The spread of the internet of things (IoT) is well underway. This year has seen Samsung debut a fridge that can play music and check the weather, LG announce a wardrobe that steams and smooths your clothes while Intel’s Tiny House includes a touchpad to control music, TV and weather news.
Soon we’ll be finding smart functionality in everything from baby monitors to our jackets. Some 83 million cars with smart functions, as well as 2.3 billion computers, will be sold this year, according to Niall Murphy, chief executive and co-founder of IoT smart platform EVRYTHING.
His company expects to fit some kind of smart functionality to ten billion items of clothing and roughly 20 billion food and drink packaged items. “Unilever sells two billion items every day,” he says. “As this becomes smart, it will make Unilever into one of the biggest media companies in the world.”
But there are serious privacy and security concerns. US director of national intelligence James Clapper recently told Congress that smart homes give intelligence agencies ample opportunity to spy on targets. If your smart TV is watching you, isn’t that literally a scene from 1984?

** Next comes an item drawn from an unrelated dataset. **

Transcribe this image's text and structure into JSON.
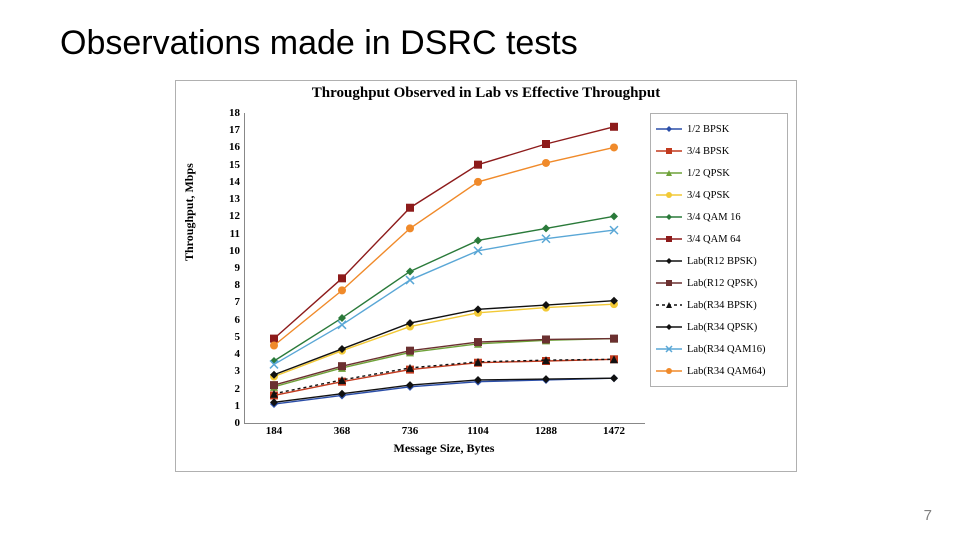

Mikko Hypponen, chief research officer at security firm F-Secure, sees cars as an obvious target for hackers. In 2015, hackers discovered vulnerabilities in Chrysler’s Jeep Cherokee that allowed for vehicles to be controlled remotely from thousands of miles away and managed to open BMW vehicles remotely.
“Someone’s going to wake up one morning to do the school run and find they can’t start the car until they pay up a serious amount of bitcoins,” Mr Hypponen warns. “The internet of things allows much more visible crimes than we’re used to in the consumer space – and certainly much more painful.”
When it comes to the smart home, security researchers’ biggest fears are the ability to force entry and the chance to engage in hackers’ latest favourite trick, Trojan horse ransomware, which locks down computers completely until a fee is paid, usually in bitcoins.
In February, hackers planted ransomware on Los Angeles hospital the Hollywood Presbyterian Medical Center’s main server and demanded $3.6 million to release the hospital, although chief executive Allen Stefanek negotiated the fee down to $17,000 before paying. “It was the quickest and most efficient way to restore our systems and administrative functions,” he says.
Dave Palmer, technology director at security firm Darktrace, warns: “I suspect we’ll see the automatic targeting of assets that really will affect your day-to-day life and you’d pay to unlock pretty quickly. MRI scanners are often mentioned in healthcare, of course, but we should expect this to happen in the home.
Someone’s going to wake up one morning and find they can’t start the car until they pay up a serious amount of bitcoins
“If traditional spam crooks can pivot to taking out the things that consumers really care about in their household, I think they could make a lot of money. My family would pay to restore the smart TV if it stopped working. So you’ve got a $500 TV, would you not pay the extortion of $100 to get that back under your control?”
Dom Fendius, co-founder of connected clothing company Appaparel, adds: “There’s been lots of talk about a firewall for your home since I first started working in the internet of things 15 years ago. They’re still talking about it now, but there’s very little out there.”
F-Secure does offer one solution called Sense, which routes traffic to all the smart devices in a building through a secure network, extending to mobiles when outside the building. GCHQ’s controversial Great British Firewall may offer protection from international hackers, although white hat hacker Jamie Woodruff explains that it’s easy to hack into any IoT network from within the UK, using simple tricks such as fake wi-fi base stations.